IMG Academy (Bradenton, Fla.) is demanding the Georgia High School Association revise a GHSA bylaw intended to keep its schools from playing the Ascenders in football.
IMG, ranked No. 4 in the Super 25 football rankings, plays No. 2 Grayson (Loganville, Ga.) on Saturday at 6 p.m. (ET) on ESPN2.
When the GHSA’s executive committee adjusted bylaw 2.62-b this month, executive committee members said the change was made to prevent GHSA teams from playing IMG Academy in the future.
The change to the bylaw added that “member schools shall compete, practice or scrimmage only against other member schools, or against schools who are full members, with no restrictions of the State Association in their respective states.”
Greg Phillips, the co-managing director of IMG Academy, sent a letter this week to the GHSA that says the intent of the changed bylaw is based on the incorrect statement that IMG is not a full member of the Florida High School Athletic Association. The letter also mentions that the GHSA’s bylaw might be in violation of state or federal statutes because it restricts schools from playing IMG without any legally allowable justification.
Phillips said the bylaw would hurt Georgia student-athletes and deprive them of the chance to play a national-caliber team such as IMG.
“If it (the bylaw change) truly was intended for us at IMG … it was ill-conceived,” Phillips said. “The wording doesn’t at all align with the stated intent. If you look at the background of what was stated, it certainly isn’t best for student-athletes. And how the wording is interpreted, it could apply to a number of other schools around the country. Coaches could be prohibited from competing in national events … across all sports. The hope is this would go away.”
Reached by USA TODAY Sports, GHSA executive director Gary Phillips (no relation to Greg) said, “We have no comment at this time.”

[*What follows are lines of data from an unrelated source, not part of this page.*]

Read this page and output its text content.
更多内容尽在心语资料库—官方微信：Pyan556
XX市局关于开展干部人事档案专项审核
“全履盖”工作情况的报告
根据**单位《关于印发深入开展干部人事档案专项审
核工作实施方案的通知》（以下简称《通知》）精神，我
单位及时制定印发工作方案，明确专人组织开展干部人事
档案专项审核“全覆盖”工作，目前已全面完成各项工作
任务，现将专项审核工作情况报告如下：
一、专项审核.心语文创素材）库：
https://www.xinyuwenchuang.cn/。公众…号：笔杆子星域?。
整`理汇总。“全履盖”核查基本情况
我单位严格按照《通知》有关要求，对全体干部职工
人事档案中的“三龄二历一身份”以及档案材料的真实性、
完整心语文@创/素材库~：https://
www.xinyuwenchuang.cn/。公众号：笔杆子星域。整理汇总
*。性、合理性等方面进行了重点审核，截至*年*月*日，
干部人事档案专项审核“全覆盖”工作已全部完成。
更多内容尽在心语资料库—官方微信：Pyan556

IMG has several players from Georgia, including elite defensive end Robert Beal, who transferred from Norcross. Kirk Barton, the athletic director for Norcross, presented the wording change to the committee, according to the Gwinnett Daily Post.
“Now (GHSA schools) can only play schools that are members of their own high school association in their state and they have to be full members with no restrictions, so IMG cannot play teams from Georgia again,” Barton told the Daily Post. “In Florida, (IMG has) several restrictions. They aren’t a member school. They’re only a member in the fact that they pay dues. They can’t go to the playoffs. They can’t play in the state championship.”
IMG’s Phillips said that Barton was incorrect in saying that IMG wasn’t a full member of the FHSAA (something the FHSAA pointed out when the story broke). Though the Ascenders don’t play in the FHSAA playoffs, that’s their own choosing, not the FHSAA’s.
This isn’t the first time IMG has seen resistance since it began playing football in 2013 as a nationally based program with players from multiple states and countries.
IMG’s Phillips said that while his school is unique, it is not a model that others can easily replicate so there’s no basis to the fears by some that academies such as IMG would threaten the foundation of high school football.
“This is a tough model,” Phillips said. “We’re fortunate that it’s been very successful here, but this didn’t build overnight. If you look at all the requirements of building this to deliver the highest quality program, it’s such a huge undertaking, that if folks do the math, they can see that’s not an easy build out.”
Ultimately, Phillips said, the choice of whether to play IMG should be up to opposing schools.
“Nobody is required to schedule us but there are so many coaches and students who do understand the benefits and do want to compete with us,” he said. “All we want is for schools to be allowed to play anyone they choose.”